In this list, some of the more interesting ones to watch at the moment are:  

  • Geopolitical power. This is something that will play out over the next decade, not the next year

  • Mindset. Do mindsets change post pandemic, and if so in what ways? Will the predominant desire be to get back to “normal”? Or to see the need, and opportunities, for broader change?

  • Trust in institutions. Which are strengthened and which weakened?

 

It’s not just about the virus

This pandemic isn’t the end of everything, nor will it change everything. But it will change somethings. What and how is yet to be determined. However, it will be a mistake if we focus just on the pandemic. The major issue isn’t a virus, it is the systems it affects. 

George Thomson et al have already pointed out that COVID-19 is just highlighting existing pressures on the health system

The “Great Plague of Athens” in the 5th Century B.C. didn’t destroy Athenian democracy. However, combined with the Peloponnesian War and other events, it exposed and increased the weaknesses of that society. 

SARS-Cov-2 highlights the weaknesses and strengths of a highly connected world, along with the advantages of good preparation for and management of crises. One of the things I think we are likely to see is more highly charged debates about the need to act more proactively about reducing climate change impacts versus arguments in favour of let's just recover from this first.

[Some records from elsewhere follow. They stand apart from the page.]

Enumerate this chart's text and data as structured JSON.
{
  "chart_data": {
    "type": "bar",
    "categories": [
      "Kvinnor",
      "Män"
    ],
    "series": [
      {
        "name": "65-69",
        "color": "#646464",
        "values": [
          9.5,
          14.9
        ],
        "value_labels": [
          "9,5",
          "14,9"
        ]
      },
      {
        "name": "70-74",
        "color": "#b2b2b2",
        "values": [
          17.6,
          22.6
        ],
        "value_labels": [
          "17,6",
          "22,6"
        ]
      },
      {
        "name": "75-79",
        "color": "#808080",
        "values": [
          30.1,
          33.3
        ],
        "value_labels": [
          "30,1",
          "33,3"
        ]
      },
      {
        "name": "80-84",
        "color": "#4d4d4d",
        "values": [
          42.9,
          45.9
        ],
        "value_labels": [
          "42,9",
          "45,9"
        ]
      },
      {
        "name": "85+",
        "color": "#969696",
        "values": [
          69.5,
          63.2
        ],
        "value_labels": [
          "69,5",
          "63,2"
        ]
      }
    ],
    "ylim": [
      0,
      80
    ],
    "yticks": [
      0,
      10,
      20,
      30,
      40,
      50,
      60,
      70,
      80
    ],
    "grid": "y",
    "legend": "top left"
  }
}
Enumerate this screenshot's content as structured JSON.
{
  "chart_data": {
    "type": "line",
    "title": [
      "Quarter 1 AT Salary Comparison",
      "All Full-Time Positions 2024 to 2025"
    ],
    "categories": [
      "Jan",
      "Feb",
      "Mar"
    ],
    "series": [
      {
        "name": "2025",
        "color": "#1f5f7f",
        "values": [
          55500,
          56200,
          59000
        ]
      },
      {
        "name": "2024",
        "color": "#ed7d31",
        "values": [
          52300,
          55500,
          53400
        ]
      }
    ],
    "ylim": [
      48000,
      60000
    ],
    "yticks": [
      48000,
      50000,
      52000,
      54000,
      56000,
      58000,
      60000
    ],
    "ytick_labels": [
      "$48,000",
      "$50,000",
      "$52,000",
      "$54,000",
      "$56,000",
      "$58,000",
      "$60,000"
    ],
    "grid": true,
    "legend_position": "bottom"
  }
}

Now’s a good time for us to start looking more closely at forces of change and forces of stability (locally and globally) affecting our lives more generally. Then we can better consider the societal and economic strengths and weaknesses that we need to pay more attention to. This helps us both avoid or reduce the shocks of other crises, as well as identify fields of opportunity. 

In reality there are two issues usually at play in futures thinking – what do people think will change, and what do they think needs to change. Having good processes to examine both of these, and then act, is essential.